Several features that make createOSXInstallPkg great are:
- It works for upgrading OSes from 10.6.8 and up.
startosinstall
seems to require 10.10. - The pkg installer makes the solution very portable. Any OS can run the installer onto any disk and it will have its installation files staged. That disk can then be booted on any machine and the OS will install. There is no assumption that the machine executing the installer is also the machine that will perform the installation, as is the case with
startosinstall
. - The context in which the package is installed does not matter, as long as it has root privileges. It can be executed by a management tool, an interactive CLI over SSH using
installer
, Remote Desktop or just run manually like any other installer package. - It is portable enough that it will work in a NetBoot image that includes Python: this includes DeployStudio and Imagr-compatible NBIs generated by AutoNBI. There are no external tools required.

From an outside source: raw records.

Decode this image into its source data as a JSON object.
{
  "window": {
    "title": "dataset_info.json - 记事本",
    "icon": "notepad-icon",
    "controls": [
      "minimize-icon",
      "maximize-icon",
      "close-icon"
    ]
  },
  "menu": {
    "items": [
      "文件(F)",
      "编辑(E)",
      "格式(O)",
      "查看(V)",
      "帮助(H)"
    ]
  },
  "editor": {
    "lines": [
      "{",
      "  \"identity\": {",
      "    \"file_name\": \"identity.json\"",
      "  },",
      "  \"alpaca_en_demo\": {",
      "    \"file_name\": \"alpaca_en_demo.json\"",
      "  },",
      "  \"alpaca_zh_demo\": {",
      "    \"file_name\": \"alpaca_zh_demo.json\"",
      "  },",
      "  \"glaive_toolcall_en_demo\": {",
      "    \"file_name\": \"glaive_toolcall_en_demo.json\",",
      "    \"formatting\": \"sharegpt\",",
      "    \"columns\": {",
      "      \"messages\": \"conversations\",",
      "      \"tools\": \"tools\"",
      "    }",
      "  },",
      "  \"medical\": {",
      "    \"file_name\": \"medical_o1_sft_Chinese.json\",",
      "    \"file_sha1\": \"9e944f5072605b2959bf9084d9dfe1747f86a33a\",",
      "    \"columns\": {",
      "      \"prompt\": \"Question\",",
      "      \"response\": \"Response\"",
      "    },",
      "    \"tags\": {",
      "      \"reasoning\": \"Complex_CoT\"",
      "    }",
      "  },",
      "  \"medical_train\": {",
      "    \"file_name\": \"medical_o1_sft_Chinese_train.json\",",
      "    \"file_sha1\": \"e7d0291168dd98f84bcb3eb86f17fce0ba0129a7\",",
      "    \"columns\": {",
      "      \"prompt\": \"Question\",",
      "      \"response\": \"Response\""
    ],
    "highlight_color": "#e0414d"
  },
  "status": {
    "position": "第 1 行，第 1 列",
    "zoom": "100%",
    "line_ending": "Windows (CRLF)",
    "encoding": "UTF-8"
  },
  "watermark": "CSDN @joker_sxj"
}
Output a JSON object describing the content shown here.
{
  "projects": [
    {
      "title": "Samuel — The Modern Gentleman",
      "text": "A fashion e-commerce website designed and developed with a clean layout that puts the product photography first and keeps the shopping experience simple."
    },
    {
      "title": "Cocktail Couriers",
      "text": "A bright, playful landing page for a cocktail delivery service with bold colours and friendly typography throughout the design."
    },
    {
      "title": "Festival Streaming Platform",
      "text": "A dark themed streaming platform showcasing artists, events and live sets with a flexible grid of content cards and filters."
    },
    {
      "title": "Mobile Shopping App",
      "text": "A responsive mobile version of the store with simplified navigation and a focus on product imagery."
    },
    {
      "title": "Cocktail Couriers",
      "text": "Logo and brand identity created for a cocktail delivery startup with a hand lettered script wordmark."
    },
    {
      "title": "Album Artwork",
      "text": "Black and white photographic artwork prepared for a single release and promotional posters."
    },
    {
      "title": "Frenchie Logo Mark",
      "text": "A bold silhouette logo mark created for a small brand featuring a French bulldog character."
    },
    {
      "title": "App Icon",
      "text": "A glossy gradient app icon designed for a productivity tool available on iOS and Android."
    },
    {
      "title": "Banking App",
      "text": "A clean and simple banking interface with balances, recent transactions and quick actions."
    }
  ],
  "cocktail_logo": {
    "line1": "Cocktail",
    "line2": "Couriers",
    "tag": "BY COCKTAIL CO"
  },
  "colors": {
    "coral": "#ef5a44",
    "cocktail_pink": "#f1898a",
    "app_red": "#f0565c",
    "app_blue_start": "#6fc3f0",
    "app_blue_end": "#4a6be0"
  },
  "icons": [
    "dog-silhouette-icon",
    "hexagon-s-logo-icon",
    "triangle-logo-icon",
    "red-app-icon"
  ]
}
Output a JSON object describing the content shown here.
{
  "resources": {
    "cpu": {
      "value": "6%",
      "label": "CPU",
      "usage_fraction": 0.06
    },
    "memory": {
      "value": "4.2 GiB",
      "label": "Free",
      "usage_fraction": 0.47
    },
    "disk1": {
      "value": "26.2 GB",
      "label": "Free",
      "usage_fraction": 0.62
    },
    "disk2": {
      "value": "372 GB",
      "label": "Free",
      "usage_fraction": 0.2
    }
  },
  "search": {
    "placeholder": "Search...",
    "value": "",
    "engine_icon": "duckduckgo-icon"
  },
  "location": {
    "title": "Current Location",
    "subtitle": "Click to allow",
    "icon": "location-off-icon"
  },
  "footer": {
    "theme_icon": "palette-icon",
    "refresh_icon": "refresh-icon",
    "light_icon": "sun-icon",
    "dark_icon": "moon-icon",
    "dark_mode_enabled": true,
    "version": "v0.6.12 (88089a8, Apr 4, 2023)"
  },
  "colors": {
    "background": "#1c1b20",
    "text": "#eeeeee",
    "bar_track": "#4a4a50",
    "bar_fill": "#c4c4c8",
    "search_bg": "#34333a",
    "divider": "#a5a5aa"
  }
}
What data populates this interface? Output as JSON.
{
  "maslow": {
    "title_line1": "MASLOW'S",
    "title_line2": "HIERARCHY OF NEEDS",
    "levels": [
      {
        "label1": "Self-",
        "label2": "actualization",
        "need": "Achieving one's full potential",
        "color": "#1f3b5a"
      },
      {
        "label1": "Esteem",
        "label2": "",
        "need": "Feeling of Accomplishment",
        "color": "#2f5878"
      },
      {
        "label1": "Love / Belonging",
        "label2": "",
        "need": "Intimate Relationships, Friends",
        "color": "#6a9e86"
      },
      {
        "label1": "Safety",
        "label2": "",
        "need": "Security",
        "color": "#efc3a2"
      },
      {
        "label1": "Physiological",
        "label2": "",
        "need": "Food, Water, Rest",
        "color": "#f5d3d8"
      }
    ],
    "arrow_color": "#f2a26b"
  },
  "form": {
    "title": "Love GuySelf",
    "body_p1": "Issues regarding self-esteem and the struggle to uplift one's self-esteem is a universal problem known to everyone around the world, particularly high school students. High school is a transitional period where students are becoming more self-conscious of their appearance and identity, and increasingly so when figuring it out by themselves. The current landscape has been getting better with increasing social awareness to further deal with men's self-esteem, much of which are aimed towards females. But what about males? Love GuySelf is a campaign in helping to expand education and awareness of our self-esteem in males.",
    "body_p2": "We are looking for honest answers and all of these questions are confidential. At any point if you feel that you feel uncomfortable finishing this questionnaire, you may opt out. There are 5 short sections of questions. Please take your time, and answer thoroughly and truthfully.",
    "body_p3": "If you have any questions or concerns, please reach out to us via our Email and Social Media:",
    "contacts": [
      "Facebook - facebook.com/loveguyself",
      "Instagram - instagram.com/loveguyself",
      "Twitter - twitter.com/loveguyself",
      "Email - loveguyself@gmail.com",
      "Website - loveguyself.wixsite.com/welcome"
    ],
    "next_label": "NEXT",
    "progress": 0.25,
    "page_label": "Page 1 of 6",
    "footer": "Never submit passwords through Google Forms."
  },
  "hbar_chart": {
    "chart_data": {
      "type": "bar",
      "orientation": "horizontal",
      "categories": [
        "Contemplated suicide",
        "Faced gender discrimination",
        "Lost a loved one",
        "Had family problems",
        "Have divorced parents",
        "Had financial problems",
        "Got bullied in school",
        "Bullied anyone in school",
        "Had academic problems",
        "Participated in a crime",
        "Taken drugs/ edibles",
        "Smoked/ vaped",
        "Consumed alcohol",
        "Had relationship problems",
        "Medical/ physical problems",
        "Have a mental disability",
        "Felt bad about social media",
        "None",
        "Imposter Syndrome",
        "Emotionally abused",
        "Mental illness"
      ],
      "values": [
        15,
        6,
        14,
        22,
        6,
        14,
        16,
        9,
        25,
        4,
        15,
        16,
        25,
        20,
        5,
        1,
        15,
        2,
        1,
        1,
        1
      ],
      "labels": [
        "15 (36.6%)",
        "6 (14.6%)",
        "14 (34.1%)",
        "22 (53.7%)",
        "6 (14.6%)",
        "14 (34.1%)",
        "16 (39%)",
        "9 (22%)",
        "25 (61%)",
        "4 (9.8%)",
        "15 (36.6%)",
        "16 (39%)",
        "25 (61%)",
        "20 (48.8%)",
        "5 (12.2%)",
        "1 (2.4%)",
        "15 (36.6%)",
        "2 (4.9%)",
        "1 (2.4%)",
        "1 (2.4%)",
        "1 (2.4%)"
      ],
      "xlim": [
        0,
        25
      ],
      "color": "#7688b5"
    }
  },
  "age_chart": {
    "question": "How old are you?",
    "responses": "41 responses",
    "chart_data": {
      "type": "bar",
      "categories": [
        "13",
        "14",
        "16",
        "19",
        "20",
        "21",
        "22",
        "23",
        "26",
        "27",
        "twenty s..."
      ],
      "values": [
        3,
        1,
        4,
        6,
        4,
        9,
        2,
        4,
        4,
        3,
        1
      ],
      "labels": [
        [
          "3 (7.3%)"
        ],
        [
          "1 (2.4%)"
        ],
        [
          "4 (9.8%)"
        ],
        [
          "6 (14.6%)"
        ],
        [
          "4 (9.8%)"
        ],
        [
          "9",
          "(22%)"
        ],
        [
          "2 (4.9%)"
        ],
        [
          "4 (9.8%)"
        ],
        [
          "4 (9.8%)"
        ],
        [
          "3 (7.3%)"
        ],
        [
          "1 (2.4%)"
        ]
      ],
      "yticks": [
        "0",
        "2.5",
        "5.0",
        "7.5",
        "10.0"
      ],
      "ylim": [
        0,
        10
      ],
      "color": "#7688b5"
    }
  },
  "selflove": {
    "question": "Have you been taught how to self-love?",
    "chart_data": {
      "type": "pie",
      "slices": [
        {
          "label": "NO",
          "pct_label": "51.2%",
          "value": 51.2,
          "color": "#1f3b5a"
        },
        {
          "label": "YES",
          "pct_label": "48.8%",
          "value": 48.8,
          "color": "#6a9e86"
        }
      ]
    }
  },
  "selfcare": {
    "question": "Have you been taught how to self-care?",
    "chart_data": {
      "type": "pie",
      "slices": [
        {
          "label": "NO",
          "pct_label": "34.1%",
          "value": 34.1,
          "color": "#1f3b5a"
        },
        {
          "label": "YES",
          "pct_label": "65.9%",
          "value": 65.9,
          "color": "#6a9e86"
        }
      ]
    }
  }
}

- Additional custom packages can also be added to seamlessly install any needed site-specific configuration on the machine immediately after the OS install, while still in the installer environment, using features provided already by Apple’s installation framework.
startosinstall
and theOSInstallerSetup
frameworks contain code to manipulate these package manifests but don’t currently expose any of that to end users.
Upgrade Os X El Capitan
In its current state, I’m not sure
startosinstall
can satisfy any of these features I’ve listed above. But going forward, startosinstall
this may be the only way to automate installations of OS X on “live” systems, so now would be a good time to begin looking at this tool and seeing whether it meets your needs. If not, file radars! Here’show.